Well, it was always there, waiting, and we knew where the hike was leading (and that it might be a problem for some because of the altitude), but the pole-pole philosophy was huge in terms of helping us enjoy the journey. Below are some other key elements to our success and enjoyment.

1. Poles (the other pole-pole). I used to scoff at European hikers toting poles. But they really are knee-savers on the downhill, and I credit them with getting me down Kili — we descended some 12,000 feet in two days. Plus, I think they helped tone my triceps.

Our group strikes a pole pose.

2. Gaiters. Well, not really (they did keep my legs remarkably dust-free. And warm), but I did go on about them daily: “I really love my gaiters!” I just embraced my inner hiking dork to the max. That includes the sun hat.

Behold! Gaiter-clad hikers. I wore mine every day, religiously.

3. The porters. These guys were amazing.
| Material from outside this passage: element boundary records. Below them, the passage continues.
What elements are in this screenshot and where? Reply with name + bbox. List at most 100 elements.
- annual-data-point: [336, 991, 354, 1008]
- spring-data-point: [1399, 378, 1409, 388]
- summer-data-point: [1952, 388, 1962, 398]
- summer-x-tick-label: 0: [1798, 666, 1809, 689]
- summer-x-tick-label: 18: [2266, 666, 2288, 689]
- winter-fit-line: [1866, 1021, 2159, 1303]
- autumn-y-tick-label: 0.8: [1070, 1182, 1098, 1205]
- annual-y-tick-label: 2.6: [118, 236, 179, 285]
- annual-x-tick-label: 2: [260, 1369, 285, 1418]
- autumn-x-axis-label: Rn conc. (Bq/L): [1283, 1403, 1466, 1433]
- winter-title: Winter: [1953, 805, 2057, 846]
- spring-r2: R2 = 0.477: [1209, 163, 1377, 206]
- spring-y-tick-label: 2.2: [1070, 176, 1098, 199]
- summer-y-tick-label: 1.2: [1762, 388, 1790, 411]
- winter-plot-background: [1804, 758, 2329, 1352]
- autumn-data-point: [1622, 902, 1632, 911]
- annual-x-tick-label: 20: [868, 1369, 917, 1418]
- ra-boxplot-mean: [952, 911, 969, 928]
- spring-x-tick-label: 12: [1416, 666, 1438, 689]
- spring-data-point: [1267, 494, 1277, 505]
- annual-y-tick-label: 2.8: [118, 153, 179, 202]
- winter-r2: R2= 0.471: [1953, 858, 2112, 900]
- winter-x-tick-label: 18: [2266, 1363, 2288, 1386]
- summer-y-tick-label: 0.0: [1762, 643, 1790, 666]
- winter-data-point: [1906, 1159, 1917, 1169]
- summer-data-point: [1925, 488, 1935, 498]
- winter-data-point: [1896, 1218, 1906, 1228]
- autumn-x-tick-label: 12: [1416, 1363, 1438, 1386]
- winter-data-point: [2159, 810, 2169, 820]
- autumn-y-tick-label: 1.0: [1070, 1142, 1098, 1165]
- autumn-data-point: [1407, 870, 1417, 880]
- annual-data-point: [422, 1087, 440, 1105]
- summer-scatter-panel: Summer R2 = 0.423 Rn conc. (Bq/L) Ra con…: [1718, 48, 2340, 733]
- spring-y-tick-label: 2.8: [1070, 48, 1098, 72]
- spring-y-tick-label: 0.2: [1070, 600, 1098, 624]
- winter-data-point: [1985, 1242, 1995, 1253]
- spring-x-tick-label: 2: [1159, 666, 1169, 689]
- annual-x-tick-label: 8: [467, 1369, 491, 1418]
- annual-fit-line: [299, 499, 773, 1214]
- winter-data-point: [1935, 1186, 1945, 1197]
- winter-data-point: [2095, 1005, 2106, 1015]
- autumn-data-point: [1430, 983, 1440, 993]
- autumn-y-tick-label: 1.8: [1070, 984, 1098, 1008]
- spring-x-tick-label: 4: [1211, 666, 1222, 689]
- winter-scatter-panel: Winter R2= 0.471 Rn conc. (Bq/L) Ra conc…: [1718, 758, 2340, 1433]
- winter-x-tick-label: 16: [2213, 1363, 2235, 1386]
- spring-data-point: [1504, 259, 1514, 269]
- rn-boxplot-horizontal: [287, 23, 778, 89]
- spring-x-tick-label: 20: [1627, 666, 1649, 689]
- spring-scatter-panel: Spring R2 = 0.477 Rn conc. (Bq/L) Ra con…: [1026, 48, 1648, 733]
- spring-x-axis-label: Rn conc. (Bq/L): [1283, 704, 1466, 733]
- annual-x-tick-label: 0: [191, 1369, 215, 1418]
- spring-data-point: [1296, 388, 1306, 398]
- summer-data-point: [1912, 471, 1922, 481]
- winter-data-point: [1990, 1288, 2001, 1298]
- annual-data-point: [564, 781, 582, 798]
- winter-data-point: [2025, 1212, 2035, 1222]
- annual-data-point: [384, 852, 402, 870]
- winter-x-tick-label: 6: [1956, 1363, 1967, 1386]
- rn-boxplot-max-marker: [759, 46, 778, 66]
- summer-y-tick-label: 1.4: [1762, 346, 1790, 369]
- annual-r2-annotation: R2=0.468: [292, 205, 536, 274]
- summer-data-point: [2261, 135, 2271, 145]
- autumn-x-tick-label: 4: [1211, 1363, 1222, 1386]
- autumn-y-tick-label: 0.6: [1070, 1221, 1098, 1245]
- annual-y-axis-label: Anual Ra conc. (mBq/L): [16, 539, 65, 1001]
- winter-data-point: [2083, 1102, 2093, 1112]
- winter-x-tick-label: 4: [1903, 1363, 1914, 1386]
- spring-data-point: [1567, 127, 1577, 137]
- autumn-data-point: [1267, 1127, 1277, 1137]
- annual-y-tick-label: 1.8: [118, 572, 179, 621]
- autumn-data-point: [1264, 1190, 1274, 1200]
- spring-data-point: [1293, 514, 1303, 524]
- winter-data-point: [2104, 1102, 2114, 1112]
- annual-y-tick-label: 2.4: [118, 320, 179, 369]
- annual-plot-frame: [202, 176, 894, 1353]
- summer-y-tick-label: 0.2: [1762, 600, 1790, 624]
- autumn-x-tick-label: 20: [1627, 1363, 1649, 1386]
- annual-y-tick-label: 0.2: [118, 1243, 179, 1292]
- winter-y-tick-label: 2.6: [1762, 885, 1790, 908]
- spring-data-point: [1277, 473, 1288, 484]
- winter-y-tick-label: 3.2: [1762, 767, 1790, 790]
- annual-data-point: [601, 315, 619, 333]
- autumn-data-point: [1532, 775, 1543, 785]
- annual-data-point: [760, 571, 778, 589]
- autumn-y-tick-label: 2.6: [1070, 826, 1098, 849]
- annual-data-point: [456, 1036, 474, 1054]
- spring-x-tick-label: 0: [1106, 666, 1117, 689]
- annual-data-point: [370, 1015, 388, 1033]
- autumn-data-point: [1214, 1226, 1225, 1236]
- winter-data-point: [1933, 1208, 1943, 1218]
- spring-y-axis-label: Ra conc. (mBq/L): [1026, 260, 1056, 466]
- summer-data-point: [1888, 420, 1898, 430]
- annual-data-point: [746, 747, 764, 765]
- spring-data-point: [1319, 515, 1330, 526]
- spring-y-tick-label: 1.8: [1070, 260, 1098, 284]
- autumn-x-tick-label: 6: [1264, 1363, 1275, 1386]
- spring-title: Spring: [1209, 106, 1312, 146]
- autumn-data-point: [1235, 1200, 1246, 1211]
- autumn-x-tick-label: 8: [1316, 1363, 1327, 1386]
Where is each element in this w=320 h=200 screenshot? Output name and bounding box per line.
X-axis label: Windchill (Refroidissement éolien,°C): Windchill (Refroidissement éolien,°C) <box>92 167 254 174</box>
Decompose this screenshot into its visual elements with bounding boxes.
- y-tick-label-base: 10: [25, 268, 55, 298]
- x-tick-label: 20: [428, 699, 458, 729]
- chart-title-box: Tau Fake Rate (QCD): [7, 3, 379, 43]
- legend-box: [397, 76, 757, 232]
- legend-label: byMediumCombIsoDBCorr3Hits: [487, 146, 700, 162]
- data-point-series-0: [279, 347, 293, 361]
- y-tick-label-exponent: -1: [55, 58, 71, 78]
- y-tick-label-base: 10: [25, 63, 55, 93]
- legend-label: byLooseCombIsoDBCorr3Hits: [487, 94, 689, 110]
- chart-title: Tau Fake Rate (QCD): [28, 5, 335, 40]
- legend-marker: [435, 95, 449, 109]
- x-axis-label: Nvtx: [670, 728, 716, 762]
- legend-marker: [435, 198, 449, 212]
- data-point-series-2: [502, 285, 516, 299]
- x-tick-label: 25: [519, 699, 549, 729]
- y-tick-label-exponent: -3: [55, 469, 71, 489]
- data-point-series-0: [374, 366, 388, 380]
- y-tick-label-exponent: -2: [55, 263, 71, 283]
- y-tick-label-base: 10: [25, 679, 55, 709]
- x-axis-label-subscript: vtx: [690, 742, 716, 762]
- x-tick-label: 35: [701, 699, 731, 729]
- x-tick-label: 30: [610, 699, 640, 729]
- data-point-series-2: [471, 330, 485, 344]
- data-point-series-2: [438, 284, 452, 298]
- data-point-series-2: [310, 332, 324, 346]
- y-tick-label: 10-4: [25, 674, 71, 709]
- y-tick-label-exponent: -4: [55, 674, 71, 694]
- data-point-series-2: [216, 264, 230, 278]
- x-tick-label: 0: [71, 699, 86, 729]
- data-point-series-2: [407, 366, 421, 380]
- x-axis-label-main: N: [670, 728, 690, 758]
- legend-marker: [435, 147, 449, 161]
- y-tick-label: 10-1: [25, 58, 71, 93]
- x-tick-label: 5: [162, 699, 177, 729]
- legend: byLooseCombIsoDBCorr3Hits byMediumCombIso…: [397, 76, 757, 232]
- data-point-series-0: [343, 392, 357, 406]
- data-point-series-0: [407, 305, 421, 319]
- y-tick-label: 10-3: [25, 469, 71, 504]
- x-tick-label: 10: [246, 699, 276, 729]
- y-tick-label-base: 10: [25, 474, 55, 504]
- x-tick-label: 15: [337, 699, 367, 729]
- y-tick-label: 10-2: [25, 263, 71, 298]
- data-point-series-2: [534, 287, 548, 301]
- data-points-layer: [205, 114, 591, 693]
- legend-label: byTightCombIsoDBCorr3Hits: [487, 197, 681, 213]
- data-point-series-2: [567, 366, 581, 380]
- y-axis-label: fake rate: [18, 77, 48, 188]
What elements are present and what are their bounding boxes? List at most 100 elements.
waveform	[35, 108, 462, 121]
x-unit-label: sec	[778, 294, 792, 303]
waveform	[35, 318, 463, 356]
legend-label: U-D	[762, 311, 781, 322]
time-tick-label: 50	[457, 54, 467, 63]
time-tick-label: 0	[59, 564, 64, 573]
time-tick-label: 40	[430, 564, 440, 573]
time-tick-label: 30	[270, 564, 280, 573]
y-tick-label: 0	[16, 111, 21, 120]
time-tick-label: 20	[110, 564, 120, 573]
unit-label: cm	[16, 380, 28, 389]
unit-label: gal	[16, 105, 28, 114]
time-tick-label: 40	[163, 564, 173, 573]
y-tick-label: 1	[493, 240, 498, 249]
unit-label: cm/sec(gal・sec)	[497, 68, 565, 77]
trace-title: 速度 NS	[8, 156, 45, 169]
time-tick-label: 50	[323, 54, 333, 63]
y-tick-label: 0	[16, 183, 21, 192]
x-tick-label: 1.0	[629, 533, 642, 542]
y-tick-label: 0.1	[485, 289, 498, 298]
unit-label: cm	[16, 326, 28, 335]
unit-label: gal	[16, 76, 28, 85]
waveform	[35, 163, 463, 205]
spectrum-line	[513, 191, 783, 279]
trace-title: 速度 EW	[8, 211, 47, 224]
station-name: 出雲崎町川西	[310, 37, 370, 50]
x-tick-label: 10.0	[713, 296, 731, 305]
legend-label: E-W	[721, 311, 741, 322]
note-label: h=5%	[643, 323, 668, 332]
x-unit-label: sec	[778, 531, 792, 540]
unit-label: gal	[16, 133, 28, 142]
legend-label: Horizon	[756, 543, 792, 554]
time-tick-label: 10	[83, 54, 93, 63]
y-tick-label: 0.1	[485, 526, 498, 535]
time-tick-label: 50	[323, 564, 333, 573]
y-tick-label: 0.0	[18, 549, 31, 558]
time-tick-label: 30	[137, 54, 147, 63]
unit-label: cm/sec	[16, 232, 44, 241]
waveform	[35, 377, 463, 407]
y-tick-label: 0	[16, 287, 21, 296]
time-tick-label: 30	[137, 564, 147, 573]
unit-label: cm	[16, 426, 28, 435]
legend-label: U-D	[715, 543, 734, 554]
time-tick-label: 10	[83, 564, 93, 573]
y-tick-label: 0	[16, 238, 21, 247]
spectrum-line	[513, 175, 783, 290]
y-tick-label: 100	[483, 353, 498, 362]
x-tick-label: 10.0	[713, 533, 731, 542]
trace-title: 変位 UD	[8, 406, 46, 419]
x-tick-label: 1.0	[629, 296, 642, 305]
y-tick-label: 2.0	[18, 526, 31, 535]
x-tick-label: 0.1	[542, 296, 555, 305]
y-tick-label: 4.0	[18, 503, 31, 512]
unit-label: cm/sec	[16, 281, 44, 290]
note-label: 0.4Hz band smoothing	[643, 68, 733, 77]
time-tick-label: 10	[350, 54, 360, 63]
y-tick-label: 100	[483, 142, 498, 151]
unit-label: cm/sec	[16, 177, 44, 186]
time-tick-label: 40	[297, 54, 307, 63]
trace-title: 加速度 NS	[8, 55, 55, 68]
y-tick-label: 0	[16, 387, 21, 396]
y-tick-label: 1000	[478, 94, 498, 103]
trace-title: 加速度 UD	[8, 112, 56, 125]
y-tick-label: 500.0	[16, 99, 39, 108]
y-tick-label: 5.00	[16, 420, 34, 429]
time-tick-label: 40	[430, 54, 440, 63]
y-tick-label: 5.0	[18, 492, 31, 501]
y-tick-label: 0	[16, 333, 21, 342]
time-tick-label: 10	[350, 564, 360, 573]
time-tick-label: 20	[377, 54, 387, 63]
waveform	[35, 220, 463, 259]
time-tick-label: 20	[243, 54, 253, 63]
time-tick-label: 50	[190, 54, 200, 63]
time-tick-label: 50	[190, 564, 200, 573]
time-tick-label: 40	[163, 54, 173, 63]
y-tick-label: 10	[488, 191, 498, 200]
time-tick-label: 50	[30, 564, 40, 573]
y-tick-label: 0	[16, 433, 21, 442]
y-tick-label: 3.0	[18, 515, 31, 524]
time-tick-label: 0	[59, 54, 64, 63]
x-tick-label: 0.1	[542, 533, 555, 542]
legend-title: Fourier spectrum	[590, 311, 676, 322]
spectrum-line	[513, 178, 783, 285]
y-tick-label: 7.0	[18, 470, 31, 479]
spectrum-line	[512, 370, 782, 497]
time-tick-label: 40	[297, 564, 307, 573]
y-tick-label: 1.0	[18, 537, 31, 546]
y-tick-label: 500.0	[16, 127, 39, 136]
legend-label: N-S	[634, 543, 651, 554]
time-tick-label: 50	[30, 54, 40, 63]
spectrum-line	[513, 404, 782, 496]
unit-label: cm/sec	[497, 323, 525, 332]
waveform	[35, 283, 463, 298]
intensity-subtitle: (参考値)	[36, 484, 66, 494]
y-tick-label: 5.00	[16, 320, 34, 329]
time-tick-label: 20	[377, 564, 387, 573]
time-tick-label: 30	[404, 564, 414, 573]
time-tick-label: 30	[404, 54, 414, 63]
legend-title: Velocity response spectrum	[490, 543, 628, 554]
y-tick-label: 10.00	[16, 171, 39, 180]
Even though we left camp before them every morning, they soon passed us on the trail carrying heavy loads (up to 60 lbs) that included our gear, sleeping tents, dining tent, food, table, chairs and the chemical toilet. They did not go pole-pole and when we arrived in camp in the afternoon our tents were set up with the duffles waiting inside.

Our porters ascend through the forest on Day 2 carrying heavy loads.

4. The guides. We had one lead guide and three assistant guides between six clients. Evance (a.k.a. Pole-pole) set the pace, while Good Luck, Francis and Godbless brought up the rear. They also observed us constantly, and asked us how we were doing: “Jambo Lisa?” After so many trips up Kili, the guides probably knew by Day 3 if we would make it. Did I mention they even carried our day packs during the summit push?

Good Luck, a.k.a. Mr. 100 Percent, rests on the trail.

5. The group. Blake and I met our fellow hikers on Day 1. You never know how the group dynamic will be — after all, you’ll be eating every meal with these people for eight days! Fortunately, we had a good group: four men from the U.S. who made great hiking company. As a bonus they thought our jokes were actually funny! We were all in it together from Day 1 and supported one another across the Shira Plateau, over the Barranco Wall, and through the cold night as we pole-polied to the summit.

Our group, minus Jeff and Alan (who were taking summit pictures and missed the group photo memo), poses by the summit sign.

Taken all together, we made it to the top. Kilimanjaro? Hakuna matata!